Un peu avant la construction de ce pignon, en Auvergne, à Clermont, on élevait l'église de Notre-Dame du Port, dont les pignons étaient richement décorés d'imbrications de billettes et d'incrustations de pierres de deux couleurs (blanches et noires). Nous donnons (fig. 4) un géométral du pignon méridional de cette église. Ici la construction est plus rationnelle. La corniche des murs goutterots passe à la base du pignon et est adroitement arrêtée par les deux contre-forts A et B. Cette corniche accuse le couronnement de l'édifice, et le triangle du pignon n'est que le masque de la couverture qu'il recouvre au moyen de la tablette saillante formant le rampant suprême. Ces deux exemples et ceux de Saint-Front et de Montmille font voir que les architectes romans cherchaient à donner une certaine richesse relative aux pignons des édifices. Ces tympans triangulaires couronnant les murs, aperçus de loin, à cause de leur hauteur, leur paraissaient comporter une

décoration toute spéciale, rappelant la construction de bois des combles qu'ils étaient destinés à masquer. À Notre-Dame du Port, les lignes de billettes incrustées dans la maçonnerie et servant d'encadrements aux mosaïques affectent les dispositions d'une charpente. À Saint-Étienne de Beauvais, c'est un treillis de rondins qui semble posé devant le comble. Mais les amortissements latéraux, composés de deux angles plus ou moins aigus, sans épaulements, sans retours et souvent même sans acrotères, étaient maigres et faisaient naître la crainte d'un glissement des tablettes. Il fallait à ces deux angles un arrêt, un poids, ou tout au moins un retour de profil. La configuration des charpentes et combles que masquaient les pignons nécessitait d'ailleurs un arrangement particulier. En effet, les murs goutterots d'un édifice (fig. 5) étant donnés, ces murs goutterots étaient couronnés d'une tablette de corniche A recevant les coyaux et l'égoût du toit B (les chéneaux n'étant pas en usage au XIIe siècle); élevant un pignon devant cette projection, il fallait, ou que la corniche A se retournât à la base du pignon, ou qu'elle s'arrêtât brusquement au nu du mur, ou qu'elle fût masquée par une saillie ab; il fallait encore que la tablette couronnant le pignon servit de filet recouvrant la toiture, afin d'empêcher les eaux pluviales de passer entre la face postérieure du pignon et la tuile ou l'ardoise. C'est alors (vers le milieu du XIIe siècle) que les architectes cherchèrent diverses combinaisons plus ou moins ingénieuses pour satisfaire à ces conditions. La plus simple de ces combinaisons, adoptée dans beaucoup d'édifices de la Bourgogne et de la haute Champagne vers le milieu du XIIe siècle, est celle que nous présentons (fig. 6).
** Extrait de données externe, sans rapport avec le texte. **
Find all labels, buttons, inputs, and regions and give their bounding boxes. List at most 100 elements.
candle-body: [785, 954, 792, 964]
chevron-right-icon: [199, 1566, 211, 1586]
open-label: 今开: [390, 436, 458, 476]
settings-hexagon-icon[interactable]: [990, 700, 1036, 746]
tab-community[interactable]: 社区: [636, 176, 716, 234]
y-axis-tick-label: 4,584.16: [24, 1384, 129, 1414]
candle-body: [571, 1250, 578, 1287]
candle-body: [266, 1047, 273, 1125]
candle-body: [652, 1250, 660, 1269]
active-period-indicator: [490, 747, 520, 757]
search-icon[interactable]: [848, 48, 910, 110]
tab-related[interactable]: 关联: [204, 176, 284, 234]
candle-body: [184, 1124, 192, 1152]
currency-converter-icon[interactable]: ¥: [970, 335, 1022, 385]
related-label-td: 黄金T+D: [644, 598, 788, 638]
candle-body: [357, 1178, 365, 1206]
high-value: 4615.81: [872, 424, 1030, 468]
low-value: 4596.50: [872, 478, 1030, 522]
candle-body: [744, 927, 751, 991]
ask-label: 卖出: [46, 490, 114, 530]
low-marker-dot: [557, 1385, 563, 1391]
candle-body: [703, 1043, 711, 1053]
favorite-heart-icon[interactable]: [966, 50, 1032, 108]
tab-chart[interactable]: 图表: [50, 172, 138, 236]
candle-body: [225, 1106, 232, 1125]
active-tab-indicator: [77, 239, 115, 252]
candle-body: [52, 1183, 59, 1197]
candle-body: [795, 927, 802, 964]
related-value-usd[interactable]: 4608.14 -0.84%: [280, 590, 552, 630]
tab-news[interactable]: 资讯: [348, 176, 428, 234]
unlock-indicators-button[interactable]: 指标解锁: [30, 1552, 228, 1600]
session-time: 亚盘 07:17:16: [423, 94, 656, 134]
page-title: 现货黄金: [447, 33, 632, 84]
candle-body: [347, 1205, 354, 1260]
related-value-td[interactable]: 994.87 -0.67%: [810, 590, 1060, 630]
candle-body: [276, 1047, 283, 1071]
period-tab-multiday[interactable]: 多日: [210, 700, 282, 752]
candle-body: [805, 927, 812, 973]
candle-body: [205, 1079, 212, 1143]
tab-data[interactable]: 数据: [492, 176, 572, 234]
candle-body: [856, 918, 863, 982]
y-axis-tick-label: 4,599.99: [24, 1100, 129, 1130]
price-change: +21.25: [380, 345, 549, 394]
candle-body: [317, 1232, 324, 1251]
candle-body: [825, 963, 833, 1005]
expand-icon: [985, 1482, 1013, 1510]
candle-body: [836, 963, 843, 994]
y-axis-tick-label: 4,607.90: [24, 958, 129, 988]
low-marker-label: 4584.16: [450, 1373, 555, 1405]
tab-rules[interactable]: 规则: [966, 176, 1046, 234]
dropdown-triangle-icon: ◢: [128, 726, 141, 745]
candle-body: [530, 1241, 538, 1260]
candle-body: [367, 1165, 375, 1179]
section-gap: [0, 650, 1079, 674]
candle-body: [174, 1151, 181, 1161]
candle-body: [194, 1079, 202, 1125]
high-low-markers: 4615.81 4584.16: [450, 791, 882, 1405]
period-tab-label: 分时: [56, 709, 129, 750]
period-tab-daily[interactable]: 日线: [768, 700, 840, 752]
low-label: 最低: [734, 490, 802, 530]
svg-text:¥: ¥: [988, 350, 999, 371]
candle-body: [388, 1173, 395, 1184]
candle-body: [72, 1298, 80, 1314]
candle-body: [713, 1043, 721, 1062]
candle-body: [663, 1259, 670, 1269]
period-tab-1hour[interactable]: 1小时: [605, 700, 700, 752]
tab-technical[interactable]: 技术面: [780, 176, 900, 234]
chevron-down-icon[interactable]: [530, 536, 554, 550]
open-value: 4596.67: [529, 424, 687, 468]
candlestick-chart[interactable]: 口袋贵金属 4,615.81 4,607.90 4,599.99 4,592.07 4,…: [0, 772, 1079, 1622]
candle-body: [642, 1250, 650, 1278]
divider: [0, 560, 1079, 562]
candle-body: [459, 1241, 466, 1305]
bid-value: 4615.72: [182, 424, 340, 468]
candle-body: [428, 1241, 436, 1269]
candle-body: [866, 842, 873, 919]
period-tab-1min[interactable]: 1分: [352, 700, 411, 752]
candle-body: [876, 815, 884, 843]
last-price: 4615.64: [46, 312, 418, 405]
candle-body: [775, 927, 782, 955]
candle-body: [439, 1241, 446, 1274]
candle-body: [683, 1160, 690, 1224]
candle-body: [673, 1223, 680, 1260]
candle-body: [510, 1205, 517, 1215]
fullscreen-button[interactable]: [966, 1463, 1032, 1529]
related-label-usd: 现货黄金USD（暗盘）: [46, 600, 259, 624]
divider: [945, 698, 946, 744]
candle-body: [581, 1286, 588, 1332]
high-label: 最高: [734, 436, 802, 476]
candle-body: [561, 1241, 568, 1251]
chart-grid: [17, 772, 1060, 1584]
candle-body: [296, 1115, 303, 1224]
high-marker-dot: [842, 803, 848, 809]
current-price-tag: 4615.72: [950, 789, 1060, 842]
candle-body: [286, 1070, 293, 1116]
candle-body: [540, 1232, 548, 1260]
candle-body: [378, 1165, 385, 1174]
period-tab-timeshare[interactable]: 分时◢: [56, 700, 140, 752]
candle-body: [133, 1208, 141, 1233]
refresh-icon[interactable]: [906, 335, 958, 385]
La corniche des murs goutterots étant prolongée jusqu'au nu du mur pignon, sa saillie recevait les extrémités inférieures du triangle rehaussées en encorbellement de manière à dégager la toiture et à la couvrir au moyen de la saillie a de la tablette. Mais cette tablette, pour ne pas glisser sur la pente du mur triangulaire, devait nécessairement faire corps avec l'assise b, ainsi que l'indique le détail géométral A. Alors le morceau d était assez lourd pour arrêter le glissement des tablettes rampantes e. En faisant tailler cette pierre dans un bloc, les maîtres étaient naturellement obligés de faire tomber le triangle g. Bientôt, au lieu de le jeter bas, ils laissèrent la pierre entière et profitèrent de ce triangle g restant, pour y conserver un petit gable, comme nous l'avons tracé dans le détail B. Cette réserve avait l'avantage de laisser plus de poids à la pierre, d'éviter un évidement, et de donner à l'oeil plus de solidité à cette assise d'arrêt.

Dans des constructions élevées avec économie même, nous voyons que les architectes apportent une attention toute particulière à couronner les pignons, afin d'éviter le passage des eaux pluviales entre la couverture et la maçonnerie, sans avoir jamais recours à ces solins de mortier ou de plâtre qui se détachent facilement, nécessitent des réparations incessantes et ont un aspect misérable. Quelquefois la tuile vient recouvrir les rampants du pignon, mais au sommet est posée une pierre d'amortissement recouvrant les deux peines de la tuile et les faîtières de terre cuite, ainsi que le fait voir la figure 7 [116].